Here's a question I never expected to be answering: “How do I go about finding holy water?” It came from a newcomer to the Céile Dé tradition, in which we use water to bless ourselves as part of our daily meditation practice. But it took me back quite a few years to the bat mitzvah (coming of age) ceremony for the daughter of long-time friends. The remarks that this young lady gave after her Torah passage touched on the nature of the holy. She observed that objects, such as a kiddush cup, are not sacred in and of themselves, but that holy is a quality that a thing acquires through its dedication to sacred purposes and its usage in a spiritual context. Thus, there is a human aspect to those material items that we cherish as holy.
In other words, what makes water holy is not so much that it comes from a sacred source – although that certainly is a lovely thing in itself – but that we wrap it with our holy intention to use it in ways that draw us nearer to God. Take, for example, the water that those of us who travel to the Celtic lands bring back from our pilgrimages. Knowing where the water came from and how many saints and pilgrims have touched the same source – whether it’s a “holy well”, a stream, a lake, etc. – helps us be more mindful and more intentional when we use it for blessing. And it’s the quality of those prayers that makes it truly holy water.
So, back to the question, how do you find holy water? If we were in Ireland or Scotland, a holy well might lie around the next bend in the road, but that's just not the case here in the United States. The question itself holds part of the answer, for it contains the intention to find water for blessing, to undertake a quest. In the Céile Dé tradition, we listen to what the land has to offer as guidance in spiritual matters. I once was drawn off the interstate highway and onto a scenic upland road where I stopped at a spring that seemed to have a special quality of cleansing for me. I doubt that I would have noticed it if I hadn't been willing to listen to something bigger than my aim to get home.
You might explore your own connection with the land as you search for a water source that will touch your heart whenever you think of it. Is there a garden where you’ve sat by a fountain or pond and felt the peace of God? Is there a place in the mountains where you’ve encountered water in its icy purity? Do you know a local spring that may have been used by people who lived in your area hundreds of years go? Does a heavy morning dew make you yearn for a crystal font in which to collect the droplets?
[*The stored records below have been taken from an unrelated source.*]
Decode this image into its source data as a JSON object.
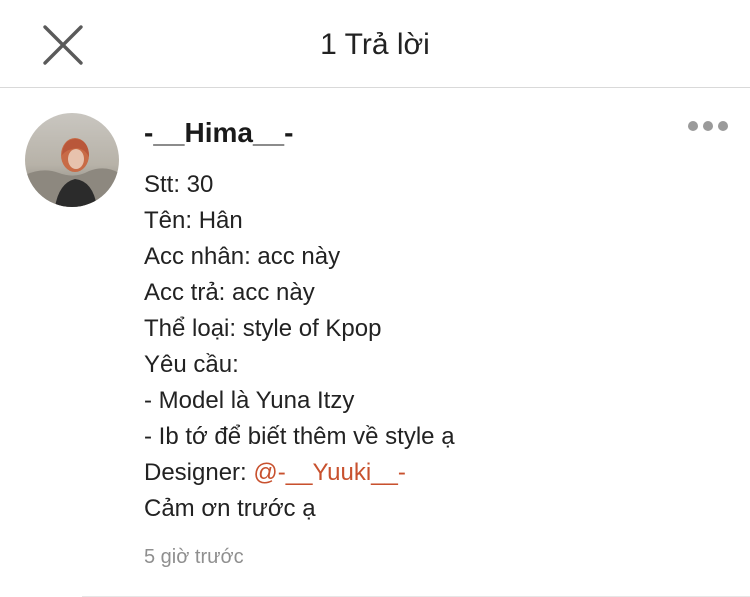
{
  "header": {
    "title": "1 Trả lời",
    "close_icon": "close-icon"
  },
  "comment": {
    "avatar_icon": "user-avatar",
    "username": "-__Hima__-",
    "more_icon": "more-horizontal-icon",
    "lines": [
      "Stt: 30",
      "Tên: Hân",
      "Acc nhân: acc này",
      "Acc trả: acc này",
      "Thể loại: style of Kpop",
      "Yêu cầu:",
      "- Model là Yuna Itzy",
      "- Ib tớ để biết thêm về style ạ"
    ],
    "designer_prefix": "Designer: ",
    "designer_mention": "@-__Yuuki__-",
    "closing_line": "Cảm ơn trước ạ",
    "timestamp": "5 giờ trước"
  },
  "colors": {
    "mention": "#c8512e",
    "timestamp": "#8f8f8f",
    "divider": "#d9d9d9"
  }
}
Because you never know when you will find the right source (or it will find you!), you might want to carry a small empty container with you. When you gather the water, you can say a simple prayer of gratitude in your own words. You also might want to make a small gesture of respect, e.g. tidying up whatever needs tidying. I am certain you will know what to do. For example, last spring, I fished a sneaker out of a Irish well deemed to be sacred to St. Brigid. I just couldn’t collect water and then leave the shoe still dirtying up the place!
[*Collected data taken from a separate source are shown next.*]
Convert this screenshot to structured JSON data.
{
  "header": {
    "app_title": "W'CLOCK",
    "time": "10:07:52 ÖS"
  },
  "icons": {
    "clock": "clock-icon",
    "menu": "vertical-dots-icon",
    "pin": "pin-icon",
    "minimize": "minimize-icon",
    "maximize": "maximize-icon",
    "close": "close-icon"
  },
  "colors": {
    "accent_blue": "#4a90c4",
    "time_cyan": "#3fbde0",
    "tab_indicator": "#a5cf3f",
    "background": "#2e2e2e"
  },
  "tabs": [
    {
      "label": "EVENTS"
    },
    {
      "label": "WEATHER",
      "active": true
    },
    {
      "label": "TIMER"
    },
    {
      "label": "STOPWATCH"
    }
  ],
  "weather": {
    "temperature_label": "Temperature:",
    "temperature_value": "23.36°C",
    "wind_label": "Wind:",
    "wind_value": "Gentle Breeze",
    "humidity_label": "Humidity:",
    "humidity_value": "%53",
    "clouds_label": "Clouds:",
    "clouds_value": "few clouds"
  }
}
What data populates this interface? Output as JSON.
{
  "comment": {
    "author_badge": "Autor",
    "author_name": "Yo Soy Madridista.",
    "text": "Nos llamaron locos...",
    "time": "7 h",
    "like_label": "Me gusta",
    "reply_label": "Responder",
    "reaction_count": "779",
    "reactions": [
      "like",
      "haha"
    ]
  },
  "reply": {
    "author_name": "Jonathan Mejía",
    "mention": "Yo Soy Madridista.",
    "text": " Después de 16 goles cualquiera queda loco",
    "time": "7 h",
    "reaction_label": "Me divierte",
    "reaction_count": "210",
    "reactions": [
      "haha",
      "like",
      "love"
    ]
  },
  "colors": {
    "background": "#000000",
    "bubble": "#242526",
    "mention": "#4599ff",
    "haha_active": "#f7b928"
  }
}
There’s no need to rush it. Until you find your own “sacred well”, you can certainly use bottled spring water for blessing. Even in the marketplace, you can bring your intention to the selection process, looking for water from a nearby source or from a company that operates under principles you admire. And there’s really nothing wrong with tap water, especially if it’s going into a vessel that is sanctified by the hours it rests on the altar and by the many gestures of blessing that it has conveyed.
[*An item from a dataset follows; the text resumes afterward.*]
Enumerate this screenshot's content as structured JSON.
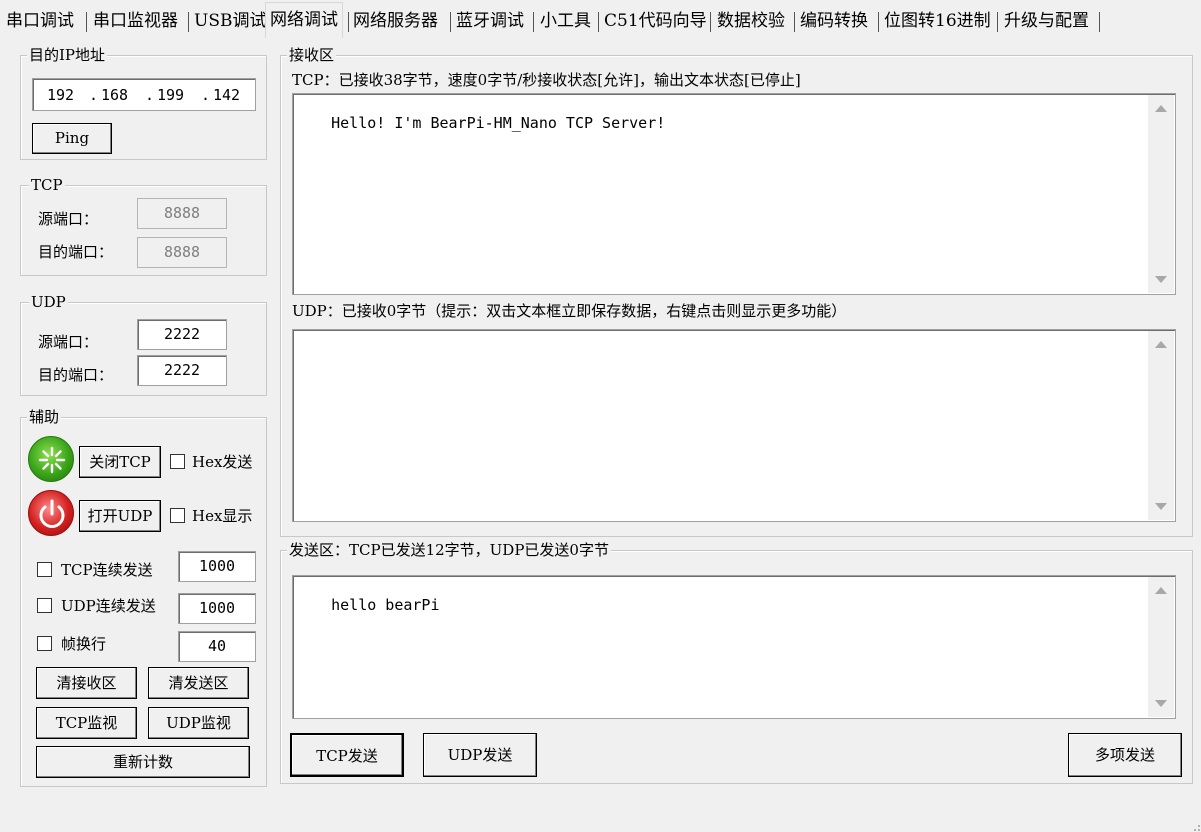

With tap water, you can also take a moment to meditate on the long journey that it made to your home and offer a blessing for the many people who made that trip possible. Joan Didion wrote a wonderful essay about the complexities of the water distribution system in California in which she describes her own meditation on the course taken by the water that she will drink with tonight's dinner:
The water I will drink tonight in a restaurant in Hollywood is by now well down the Los Angeles Aqueduct from the Owens River, and I also think about exactly where that water is: I particularly like to imagine it as it cascades down the 45-degree stone steps that aerate Owens water after its airless passage through the mountain pipes and siphons.
Didion also imagined what she'd do if she were given control for a few minutes – which gates she would open, which canals she would fill. I can relate to that! A great uncle of mine worked on one of the big southern California water projects, working his way up from chainman to superintendent over the course of 20 or so years, and my mother was part of a group of dedicated “river rats” who helped the Chattahoochee River gain federal protection. From an early age, I was moving rocks into “dams” across small streams, and I can still type from memory these opening verses of Sidney Lanier's “Song of the Chattahoochee”.
Out of the hills of Habersham,
Down the valleys of Hall,
I hurry amain to reach the plain,
Run the rapid and leap the fall,
Split at the rock and together again,
Accept my bed, or narrow or wide,
And flee from folly on every side . . . .
The rivers know: It would be folly to think that holy water can be found only in specially blessed bottles and urns. Those who seek it will know it when they find it, just as I did, when I came across a pool on the Scottish island of Iona that made me put my camera away and kneel instead.